I'm trying to write a program that reads through a bunch of Unix commands, and creates child processes to execute them. It has one argument that determines the maximum number of child processes I want running at one time. I redirect stdin
to a separate file full of commands like this: ./a.out 3 < batchcmds
. When I run the code, it winds up rereading through all the commands over and over, but when I comment out the switch statement, it runs as expected (except, of course, creating processes and running commands). I've confirmed through testing that all of the child processes terminate before reaching the end of the while loop, so the main process must be getting messed with somehow, causing it to repeat reading through a file. Here's my code:
#include <stddef.h>
#include <stdlib.h>
#include <stdio.h>
#include <unistd.h>
#include <sys/wait.h>
int makearg(char*, char***);
#define BUFFERSIZE 1024
int main(int argc, char** argv) {
// reads argument
int maxpc = atoi(argv[1]);
int pc = 0;
// read from the file and assign it to a child
char command[BUFFERSIZE];
while(fgets(command, 128, stdin) > 0) {
char** args;
makearg(command, &args);
if(pc >= maxpc) {
wait(NULL);
pc--;
}
switch(fork()) { // When I comment out from here to the comment below it works as expected
case 0:
// is child
execvp(args[0], args);
printf("execv failed to run %s", command);
exit(0);
printf("child is immortal\n");
return -1;
case -1:
printf("failed to create child\n");
break;
default:
// is parent
pc++;
} // The comment below
printf("end while loop: %x:%s", getpid(), command);
}
// wait for children to finish
for(; pc > 0; pc--) wait(NULL);
return 0;
}
int makearg(char* s, char*** args) {
// count the tokens in the string
int tokencount = 1;
int slength = 1;
for(char* c = s; *c != '\0'; c++) {
if(*c == ' ')
tokencount++;
slength++;
}
// set up the array of tokens
char** tokens = (char**)malloc(tokencount*sizeof(char*));
if(tokens == NULL) {
return -1;
}
for(int i = 0; i < tokencount; i++)
tokens[i] = (char*)malloc(slength*sizeof(char));
if(tokens == NULL) {
for(int i = 0; i < tokencount; i++)
free(tokens[i]);
free(tokens);
return -1;
}
// copy data over to the token array
int itoken = 0;
int ichar = 0;
for(char* c = s; *c != '\0'; c++) {
if(*c == ' ') {
tokens[itoken][ichar] = '\0';
itoken++;
ichar = 0;
}
else if(*c != '\n') {
tokens[itoken][ichar] = *c;
ichar++;
}
}
tokens[itoken][ichar] = '\0';
*args = tokens;
return tokencount;
}
This really has me stumped, and I can't find anyone with a similar problem. Any help would be appreciated!
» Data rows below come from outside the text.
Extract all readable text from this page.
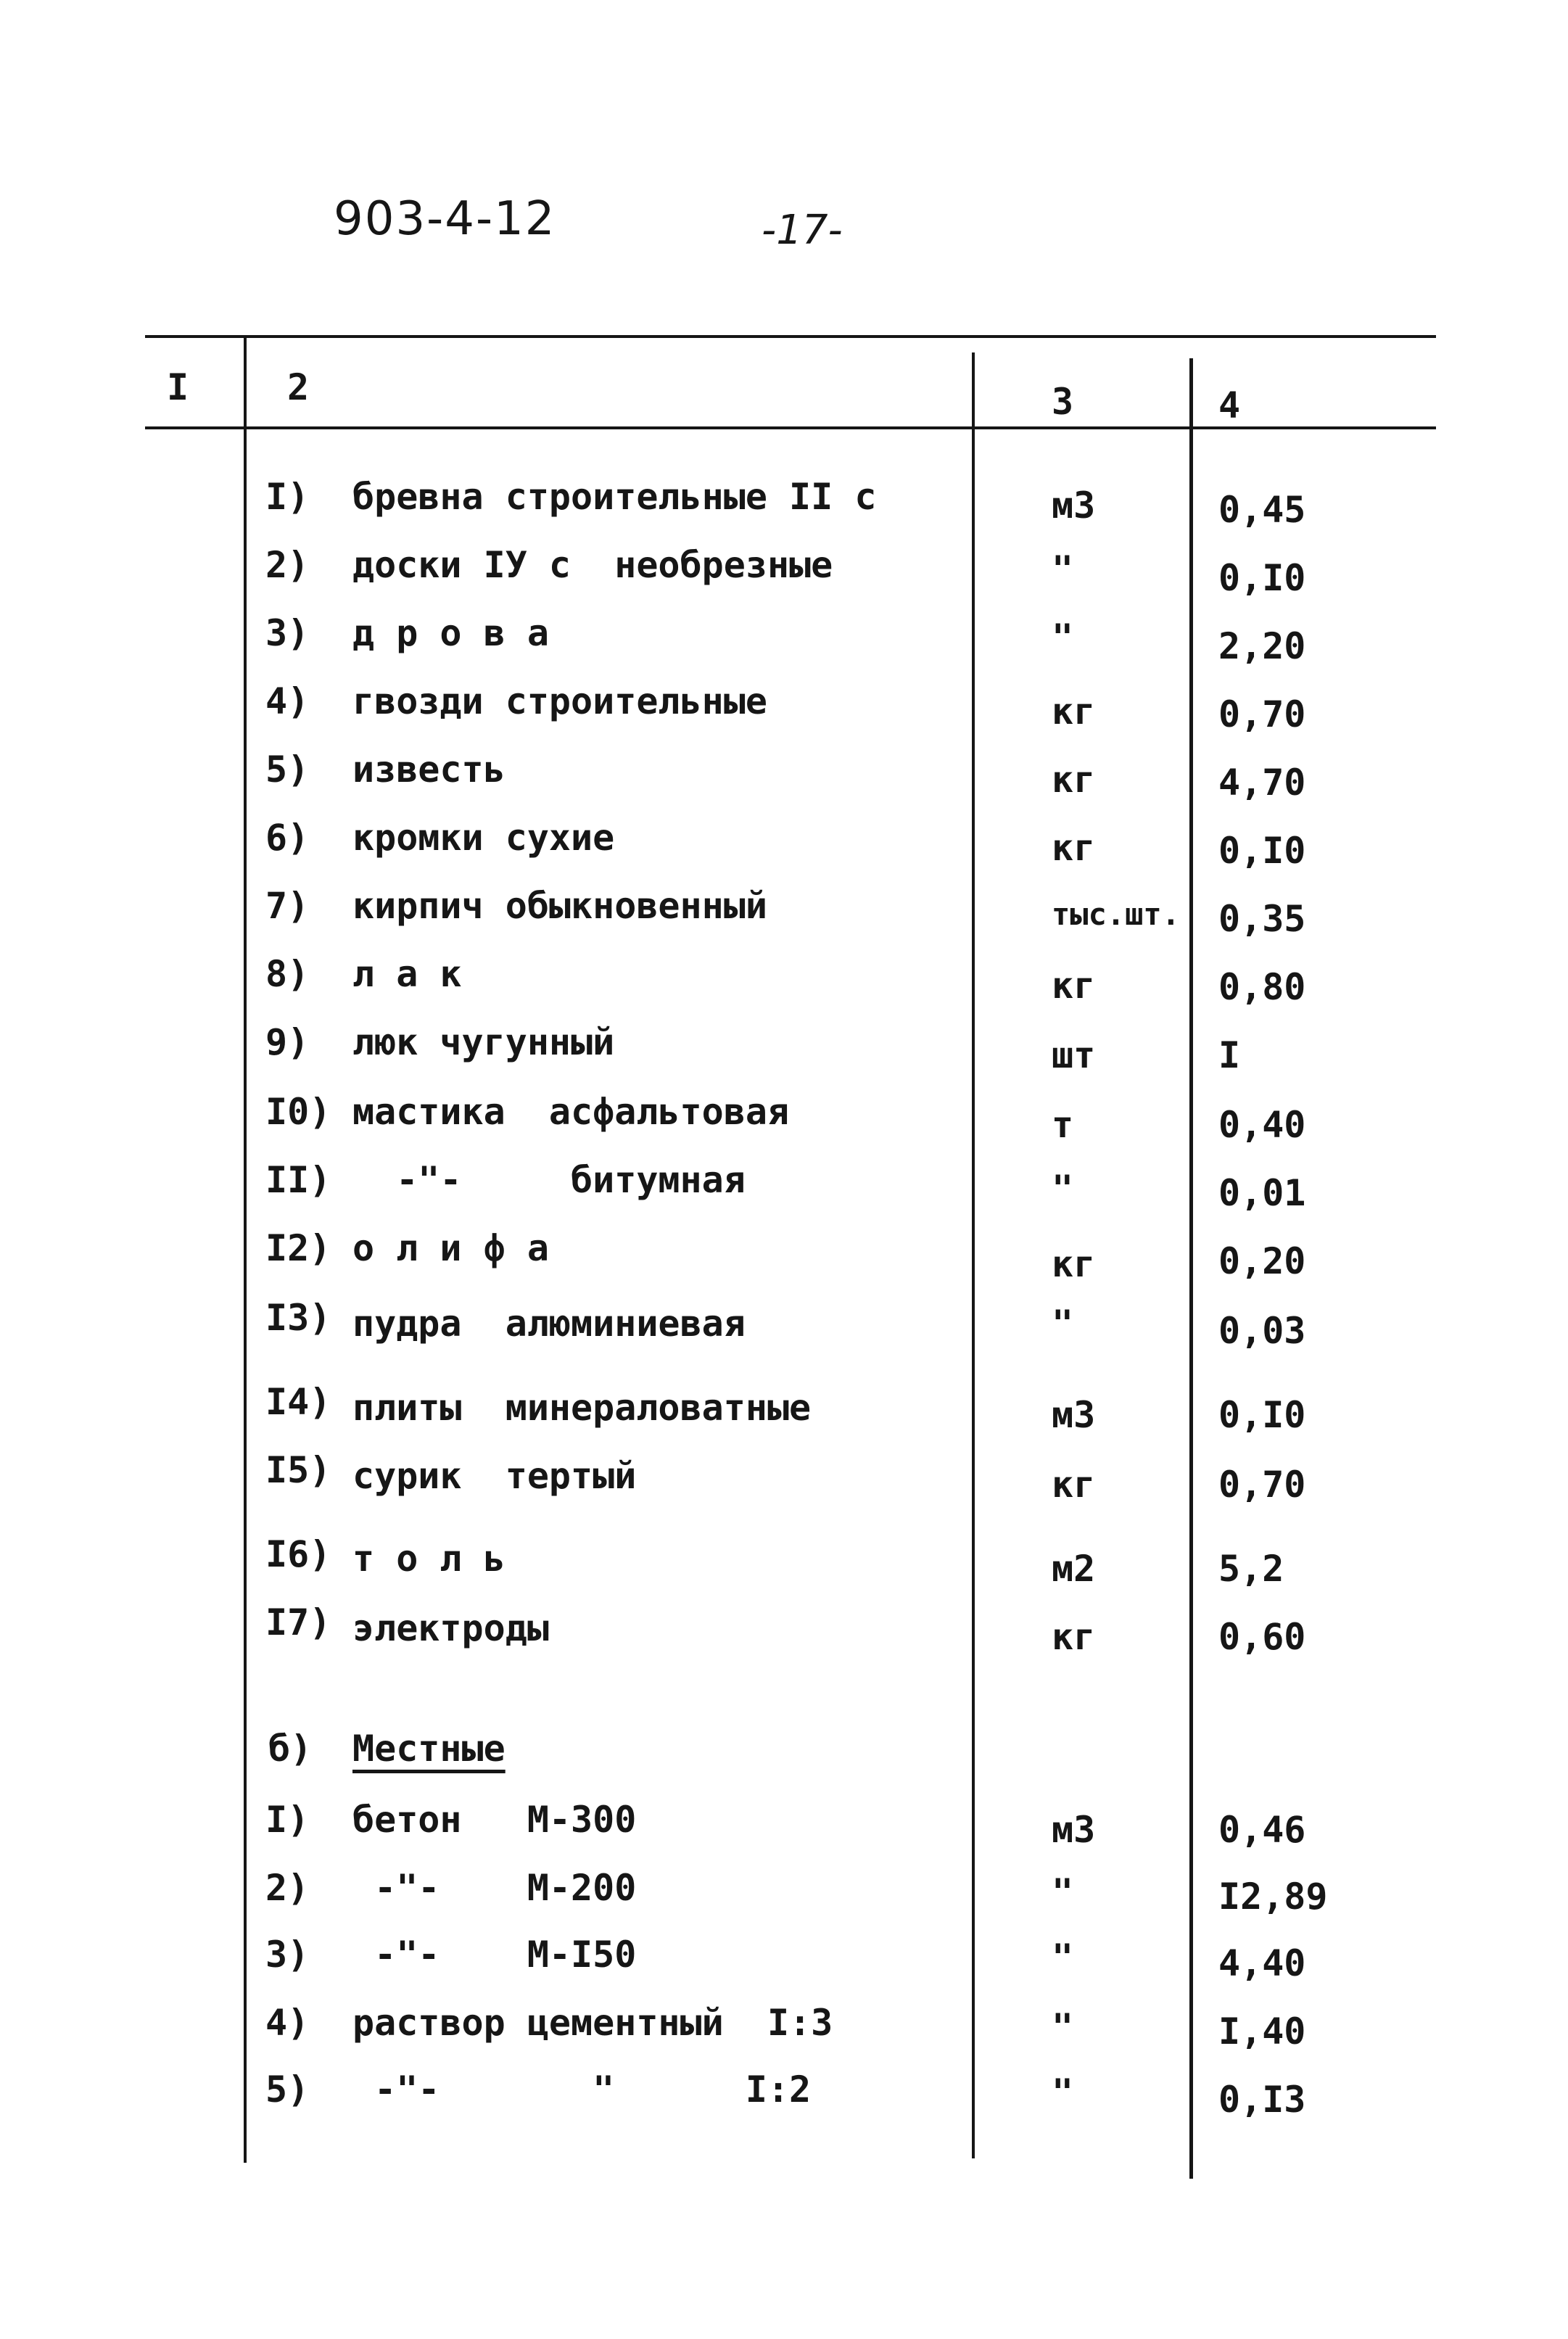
903-4-12	-17-
I	2	3	4
I) бревна строительные II с	м3	0,45
2) доски IУ с  необрезные	"	0,I0
3) д р о в а	"	2,20
4) гвозди строительные	кг	0,70
5) известь	кг	4,70
6) кромки сухие	кг	0,I0
7) кирпич обыкновенный	тыс.шт. 0,35
8) л а к	кг	0,80
9) люк чугунный	шт	I
I0) мастика  асфальтовая	т	0,40
II) -"-     битумная	"	0,01
I2) о л и ф а	кг	0,20
I3) пудра  алюминиевая	"	0,03
I4) плиты  минераловатные	м3	0,I0
I5) сурик  тертый	кг	0,70
I6) т о л ь	м2	5,2
I7) электроды	кг	0,60
б) Местные
I) бетон   М-300	м3	0,46
2) -"-    М-200	"	I2,89
3) -"-    М-I50	"	4,40
4) раствор цементный  I:3	"	I,40
5) -"-       "      I:2	"	0,I3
There are at least three problems in your program.
One is the second argument to execvp
should be a list of pointers terminated by a null pointer, but your makearg
routine does not construct such a list. Two steps are required to fix this. First, malloc(tokencount*sizeof(char*));
should be malloc((tokencount+1)*sizeof(char*));
. Second, near the end of the routine, mark the end of the list with a null pointer: tokens[tokencount] = 0;
.
Another is that forking will cause duplicated output. This is because C streams are often buffered, meaning functions such as printf
do not immediately send output to the operating system to be written to a device. Instead, the data is written into a buffer managed by the C stream interface. It is sent to the operating system when the buffer is full or when a new-line character is written (if the stream is line buffered.) Streams connected to a terminal are typically line buffered. Streams connected to a pipe are typically fully buffered.
When your program forks, any data put into the buffer by printf
(or other routines) but not yet sent to the operating system will be duplicated in the child. Eventually, both the parent and the child may send their copy of the data to the operating system, so you will see a message twice. It is possible these duplicated messages lead you to believe the program was doing things multiple times, such as reprocessing the same command. That is not the case. Only the message was duplicated, not the prior work of the program.
One way to fix that is to set the standard output stream not to be buffered, which you can do by executing setvbuf(stdout, NULL, _IONBF, 0);
at the beginning of your program. However, that loses all the benefits of buffering (notably efficiency). Another solution is to execute fflush(stdout);
immediately before a fork
call. That will send all pending output to the system, so there will be no data in the buffer to be duplicated.
A third problem is in fgets(command, 128, stdin) > 0
. The C standard does not define comparing a pointer (returned by fgets
) to a null pointer constant (0
) with >
. You can compare it with !=
. Also, it is good to use NULL
to make it clear you are comparing to a null pointer: fgets(command, 128, stdin) != NULL
.